This section focuses on training the XGBoost model. We first establish a strong baseline by performing a manual grid search on key hyperparameters. We then evaluate an alternative autoregressive approach before finalizing our best model.

### 4.1 Evaluation Metric and Helper Functions

We define the competition's evaluation metric, Weighted Mean Absolute Error (WMAE), and a helper function for manual hyperparameter searching.

In [12]:
from xgboost import XGBRegressor
from sklearn.metrics import mean_absolute_error
import itertools
import copy
from typing import Any, Dict, Callable, Tuple

def wmae(y_true, y_pred, is_holiday):
    """Computes the Weighted Mean Absolute Error (WMAE).

    Args:
        y_true: Array of true target values.
        y_pred: Array of predicted values.
        is_holiday: Array or list indicating if a sample is a holiday week.

    Returns:
        The WMAE score.
    """
    weights = np.where(np.array(is_holiday), 5, 1)
    return mean_absolute_error(y_true, y_pred, sample_weight=weights)

In [13]:
def manual_model_search(
    model: Any,
    param_grid: Dict[str, list],
    X_train: pd.DataFrame,
    y_train: pd.Series,
    X_valid: pd.DataFrame,
    y_valid: pd.Series,
    metric_func: Callable[..., float],
    metric_kwargs: Dict[str, Any] = None,
    verbose: bool = True
) -> Tuple[Any, Dict[str, Any], float]:
    """Performs a manual grid search over a parameter grid.

    Args:
        model: A scikit-learn compatible model instance.
        param_grid: Dictionary with parameters names as keys and lists of parameter settings to try as values.
        X_train, y_train: Training data and labels.
        X_valid, y_valid: Validation data and labels.
        metric_func: The evaluation metric function.
        metric_kwargs: Additional keyword arguments for the metric function.
        verbose: If True, prints the score for each parameter combination.

    Returns:
        A tuple containing the best model, its parameters, and the best score.
    """
    if metric_kwargs is None:
        metric_kwargs = {}

    best_score = float('inf')
    best_model = None
    best_params = None

    keys, values = zip(*param_grid.items())
    for combo in itertools.product(*values):
        trial_params = dict(zip(keys, combo))
        model_copy = copy.deepcopy(model)
        model_copy.set_params(**trial_params)

        try:
            model_copy.fit(X_train, y_train)
            preds = model_copy.predict(X_valid)
            score = metric_func(y_valid, preds, **metric_kwargs)

            if verbose:
                print(f"Params: {trial_params} -> Score: {score:.4f}")

            if score < best_score:
                best_score = score
                best_model = model_copy
                best_params = trial_params
        except Exception as e:
            if verbose:
                print(f"Params {trial_params} failed: {e}")
            continue

    return best_model, best_params, best_score

### 4.2 Baseline XGBoost Model

We establish a baseline by tuning the `n_estimators` parameter of the XGBoost model while keeping other hyperparameters fixed.
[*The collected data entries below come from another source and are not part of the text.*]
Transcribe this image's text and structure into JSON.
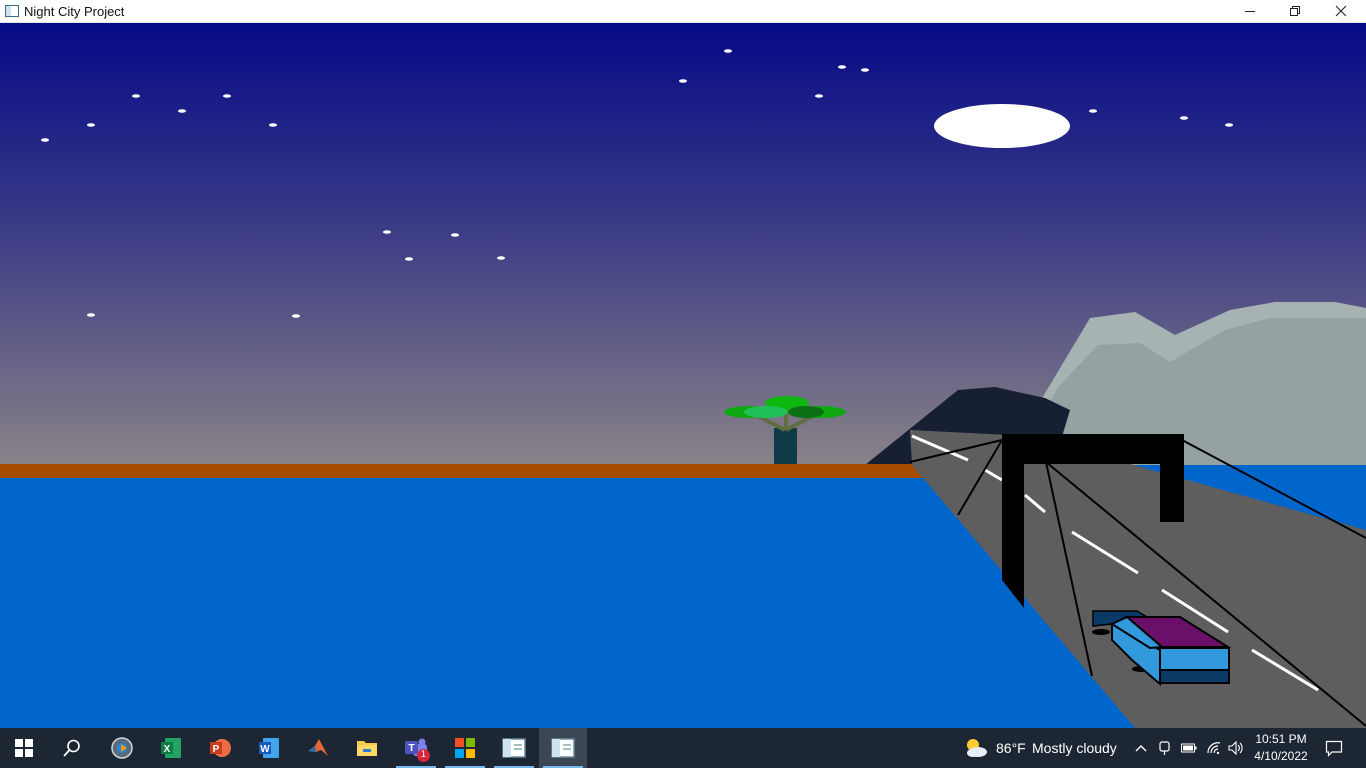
{
  "window": {
    "title": "Night City Project",
    "controls": {
      "minimize": "—",
      "maximize": "❐",
      "close": "✕"
    }
  },
  "scene": {
    "colors": {
      "sky_top": "#050a87",
      "sky_mid": "#3a3a86",
      "sky_bottom": "#8a8387",
      "ground_strip": "#a64c00",
      "water": "#0066cc",
      "road": "#5e5e5e",
      "mountain_light": "#9aa9a9",
      "mountain_dark": "#162032",
      "moon": "#ffffff",
      "gate": "#000000",
      "car_body": "#3399dd",
      "car_roof": "#6a0f6a",
      "car_dark": "#0b3a66",
      "tree_trunk": "#0f3a48",
      "tree_leaves": "#1fbf2f"
    }
  },
  "taskbar": {
    "items": [
      {
        "name": "start-button",
        "icon": "windows-logo-icon"
      },
      {
        "name": "search-button",
        "icon": "search-icon"
      },
      {
        "name": "app-media",
        "icon": "media-player-icon"
      },
      {
        "name": "app-excel",
        "icon": "excel-icon",
        "letter": "X"
      },
      {
        "name": "app-powerpoint",
        "icon": "powerpoint-icon",
        "letter": "P"
      },
      {
        "name": "app-word",
        "icon": "word-icon",
        "letter": "W"
      },
      {
        "name": "app-matlab",
        "icon": "matlab-icon"
      },
      {
        "name": "app-file-explorer",
        "icon": "folder-icon"
      },
      {
        "name": "app-teams",
        "icon": "teams-icon",
        "letter": "T",
        "badge": "1"
      },
      {
        "name": "app-store",
        "icon": "store-icon"
      },
      {
        "name": "app-window-1",
        "icon": "app-window-icon"
      },
      {
        "name": "app-window-2",
        "icon": "app-window-icon"
      }
    ],
    "weather": {
      "temp": "86°F",
      "condition": "Mostly cloudy",
      "icon": "partly-cloudy-icon"
    },
    "tray_icons": [
      "chevron-up-icon",
      "meet-now-icon",
      "battery-icon",
      "wifi-icon",
      "volume-icon"
    ],
    "clock": {
      "time": "10:51 PM",
      "date": "4/10/2022"
    },
    "notifications_icon": "notification-icon"
  }
}
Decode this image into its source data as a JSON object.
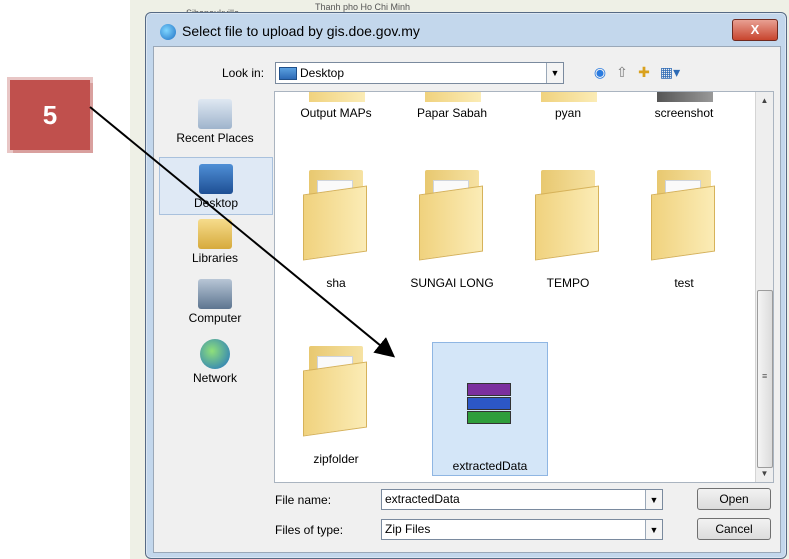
{
  "background_map": {
    "labels": [
      "Sihanoukville",
      "Thanh pho Ho Chi Minh"
    ]
  },
  "callout": {
    "step": "5"
  },
  "dialog": {
    "title": "Select file to upload by gis.doe.gov.my",
    "close_glyph": "X",
    "look_in_label": "Look in:",
    "look_in_value": "Desktop",
    "toolbar_icons": [
      "back-icon",
      "up-folder-icon",
      "new-folder-icon",
      "views-menu-icon"
    ],
    "places": [
      {
        "label": "Recent Places",
        "icon": "recent-places-icon"
      },
      {
        "label": "Desktop",
        "icon": "desktop-icon",
        "selected": true
      },
      {
        "label": "Libraries",
        "icon": "libraries-icon"
      },
      {
        "label": "Computer",
        "icon": "computer-icon"
      },
      {
        "label": "Network",
        "icon": "network-icon"
      }
    ],
    "files_partial_row": [
      "Output MAPs",
      "Papar Sabah",
      "pyan",
      "screenshot"
    ],
    "files_row2": [
      "sha",
      "SUNGAI LONG",
      "TEMPO",
      "test"
    ],
    "files_row3": [
      {
        "label": "zipfolder",
        "type": "folder"
      },
      {
        "label": "extractedData",
        "type": "winrar-archive",
        "selected": true
      }
    ],
    "file_name_label": "File name:",
    "file_name_value": "extractedData",
    "file_type_label": "Files of type:",
    "file_type_value": "Zip Files",
    "open_label": "Open",
    "cancel_label": "Cancel",
    "selection_color": "#d4e6f8",
    "close_color": "#c8452e"
  }
}
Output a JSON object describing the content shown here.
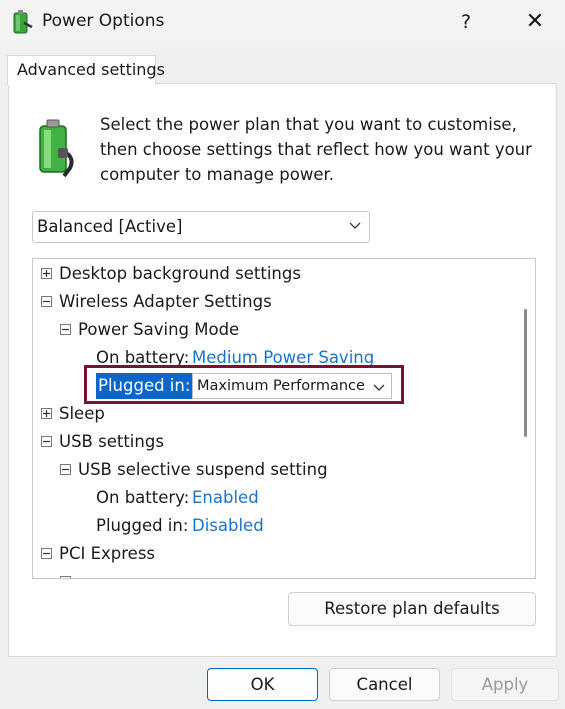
{
  "window": {
    "title": "Power Options",
    "help_glyph": "?",
    "close_glyph": "✕"
  },
  "tab": {
    "label": "Advanced settings"
  },
  "intro_text": "Select the power plan that you want to customise, then choose settings that reflect how you want your computer to manage power.",
  "plan_select": {
    "value": "Balanced [Active]"
  },
  "tree": {
    "rows": [
      {
        "label": "Desktop background settings",
        "state": "collapsed"
      },
      {
        "label": "Wireless Adapter Settings",
        "state": "expanded"
      },
      {
        "label": "Power Saving Mode",
        "state": "expanded"
      },
      {
        "label": "On battery:",
        "value": "Medium Power Saving"
      },
      {
        "label": "Plugged in:",
        "value": "Maximum Performance",
        "selected": true
      },
      {
        "label": "Sleep",
        "state": "collapsed"
      },
      {
        "label": "USB settings",
        "state": "expanded"
      },
      {
        "label": "USB selective suspend setting",
        "state": "expanded"
      },
      {
        "label": "On battery:",
        "value": "Enabled"
      },
      {
        "label": "Plugged in:",
        "value": "Disabled"
      },
      {
        "label": "PCI Express",
        "state": "expanded"
      }
    ]
  },
  "buttons": {
    "restore": "Restore plan defaults",
    "ok": "OK",
    "cancel": "Cancel",
    "apply": "Apply"
  },
  "colors": {
    "accent": "#0a66c8",
    "link_value": "#1a73c8",
    "highlight_frame": "#7a1230"
  }
}
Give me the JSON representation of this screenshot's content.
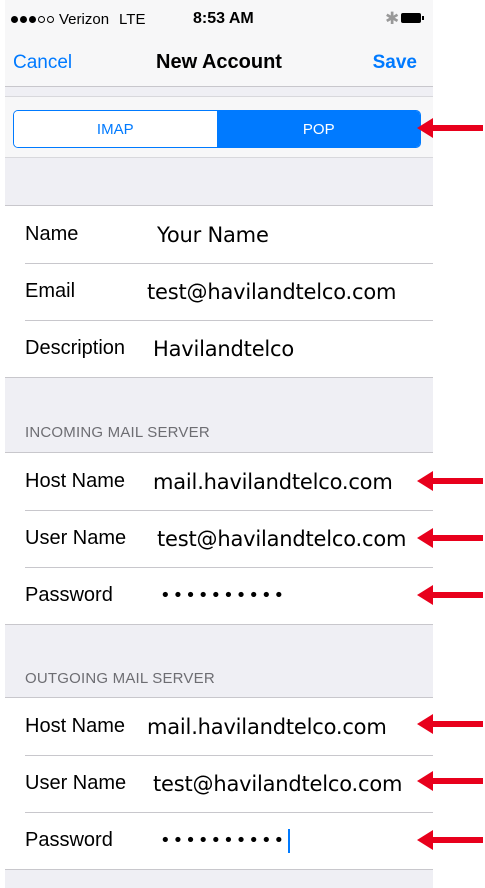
{
  "status_bar": {
    "carrier": "Verizon",
    "network": "LTE",
    "time": "8:53 AM",
    "signal_dots_filled": 3,
    "signal_dots_total": 5
  },
  "nav": {
    "cancel_label": "Cancel",
    "title": "New Account",
    "save_label": "Save"
  },
  "segmented": {
    "options": [
      "IMAP",
      "POP"
    ],
    "selected": "POP"
  },
  "account": {
    "name_label": "Name",
    "name_value": "Your Name",
    "email_label": "Email",
    "email_value": "test@havilandtelco.com",
    "description_label": "Description",
    "description_value": "Havilandtelco"
  },
  "incoming": {
    "header": "INCOMING MAIL SERVER",
    "host_label": "Host Name",
    "host_value": "mail.havilandtelco.com",
    "user_label": "User Name",
    "user_value": "test@havilandtelco.com",
    "password_label": "Password",
    "password_value": "••••••••••"
  },
  "outgoing": {
    "header": "OUTGOING MAIL SERVER",
    "host_label": "Host Name",
    "host_value": "mail.havilandtelco.com",
    "user_label": "User Name",
    "user_value": "test@havilandtelco.com",
    "password_label": "Password",
    "password_value": "••••••••••"
  },
  "colors": {
    "accent": "#007aff",
    "arrow": "#e8001c",
    "background": "#efeff4"
  }
}
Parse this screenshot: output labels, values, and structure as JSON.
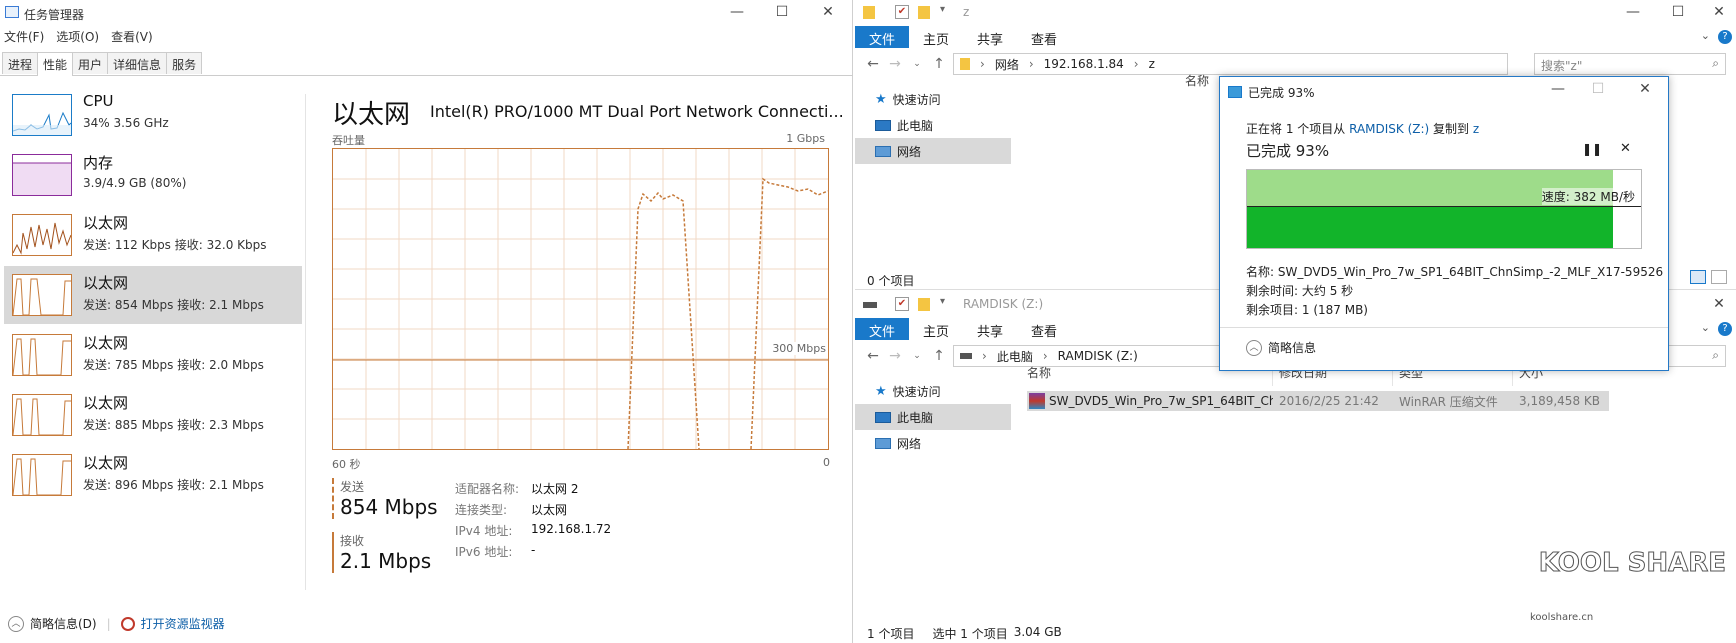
{
  "task_manager": {
    "title": "任务管理器",
    "window_controls": [
      "—",
      "☐",
      "✕"
    ],
    "menu": [
      "文件(F)",
      "选项(O)",
      "查看(V)"
    ],
    "tabs": [
      "进程",
      "性能",
      "用户",
      "详细信息",
      "服务"
    ],
    "active_tab": "性能",
    "sidebar": [
      {
        "name": "CPU",
        "sub": "34%  3.56 GHz",
        "kind": "cpu"
      },
      {
        "name": "内存",
        "sub": "3.9/4.9 GB (80%)",
        "kind": "mem"
      },
      {
        "name": "以太网",
        "sub": "发送: 112 Kbps  接收: 32.0 Kbps",
        "kind": "eth"
      },
      {
        "name": "以太网",
        "sub": "发送: 854 Mbps  接收: 2.1 Mbps",
        "kind": "eth"
      },
      {
        "name": "以太网",
        "sub": "发送: 785 Mbps  接收: 2.0 Mbps",
        "kind": "eth"
      },
      {
        "name": "以太网",
        "sub": "发送: 885 Mbps  接收: 2.3 Mbps",
        "kind": "eth"
      },
      {
        "name": "以太网",
        "sub": "发送: 896 Mbps  接收: 2.1 Mbps",
        "kind": "eth"
      }
    ],
    "selected_index": 3,
    "detail": {
      "title": "以太网",
      "adapter": "Intel(R) PRO/1000 MT Dual Port Network Connecti...",
      "throughput_label": "吞吐量",
      "max_label": "1 Gbps",
      "mid_label": "300 Mbps",
      "x_left": "60 秒",
      "x_right": "0",
      "send_label": "发送",
      "send_value": "854 Mbps",
      "recv_label": "接收",
      "recv_value": "2.1 Mbps",
      "info": [
        {
          "label": "适配器名称:",
          "value": "以太网 2"
        },
        {
          "label": "连接类型:",
          "value": "以太网"
        },
        {
          "label": "IPv4 地址:",
          "value": "192.168.1.72"
        },
        {
          "label": "IPv6 地址:",
          "value": "-"
        }
      ]
    },
    "footer": {
      "summary": "简略信息(D)",
      "resource_monitor": "打开资源监视器"
    }
  },
  "explorer_top": {
    "title": "z",
    "ribbon": [
      "文件",
      "主页",
      "共享",
      "查看"
    ],
    "path": [
      "网络",
      "192.168.1.84",
      "z"
    ],
    "search_placeholder": "搜索\"z\"",
    "nav": [
      "快速访问",
      "此电脑",
      "网络"
    ],
    "selected_nav": "网络",
    "col_name": "名称",
    "status": "0 个项目"
  },
  "explorer_bottom": {
    "title": "RAMDISK (Z:)",
    "ribbon": [
      "文件",
      "主页",
      "共享",
      "查看"
    ],
    "path": [
      "此电脑",
      "RAMDISK (Z:)"
    ],
    "nav": [
      "快速访问",
      "此电脑",
      "网络"
    ],
    "selected_nav": "此电脑",
    "columns": [
      "名称",
      "修改日期",
      "类型",
      "大小"
    ],
    "file": {
      "name": "SW_DVD5_Win_Pro_7w_SP1_64BIT_Ch...",
      "date": "2016/2/25 21:42",
      "type": "WinRAR 压缩文件",
      "size": "3,189,458 KB"
    },
    "status_items": "1 个项目",
    "status_selected": "选中 1 个项目",
    "status_size": "3.04 GB"
  },
  "copy_dialog": {
    "title": "已完成 93%",
    "line1_prefix": "正在将 1 个项目从",
    "source": "RAMDISK (Z:)",
    "line1_mid": "复制到",
    "dest": "z",
    "heading": "已完成 93%",
    "progress": 0.93,
    "speed": "速度: 382 MB/秒",
    "name_label": "名称:",
    "name_value": "SW_DVD5_Win_Pro_7w_SP1_64BIT_ChnSimp_-2_MLF_X17-59526",
    "time_label": "剩余时间:",
    "time_value": "大约 5 秒",
    "items_label": "剩余项目:",
    "items_value": "1 (187 MB)",
    "summary": "简略信息"
  },
  "watermark": {
    "brand": "KOOL SHARE",
    "site": "koolshare.cn"
  },
  "colors": {
    "network_orange": "#c67a3a",
    "cpu_blue": "#1b7cc8",
    "mem_purple": "#8b2c9b",
    "ribbon_blue": "#1979ca",
    "progress_green": "#12b42a",
    "progress_light": "#9edc8a"
  }
}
This helps us find a reasonable number of boosting rounds before significant overfitting occurs.

In [16]:
from sklearn.pipeline import Pipeline

# Define the feature engineering and preprocessing pipeline
feature_pipeline = Pipeline([
    ('adder', FeatureAdder()),
    ('imputer', NaImputer()),
    ('cat2num', Cat2Num()),
])

# Create the full model pipeline with a placeholder XGBoost model
model_pipeline = Pipeline([
    ('model', XGBRegressor(
        learning_rate=0.1,
        max_depth=7,
        reg_lambda=3,
        min_split_loss=100,
        objective='reg:squarederror',
        random_state=42,
    ))
])

# Apply feature engineering to training and validation sets
transformed_train = feature_pipeline.fit_transform(x_train, y_train)
transformed_val = feature_pipeline.transform(x_val)

# Define the parameter grid for our search
param_grid = {
    'model__n_estimators': [200, 500, 800, 1000],
    'model__learning_rate': [0.1],
    'model__max_depth': [7],
    'model__reg_lambda': [3],
    'model__min_split_loss': [100],
}

# Prepare keyword arguments for our custom WMAE metric
metric_kwargs = {
    'is_holiday': transformed_val['IsHoliday']
}

# Run the manual search to find the best model
best_model, best_params, best_score = manual_model_search(
    model=model_pipeline,
    param_grid=param_grid,
    X_train=transformed_train,
    y_train=y_train,
    X_valid=transformed_val,
    y_valid=y_val,
    metric_func=wmae,
    metric_kwargs=metric_kwargs
)

print("\nBest Params:", best_params)
print("Best Validation Score (WMAE):", best_score)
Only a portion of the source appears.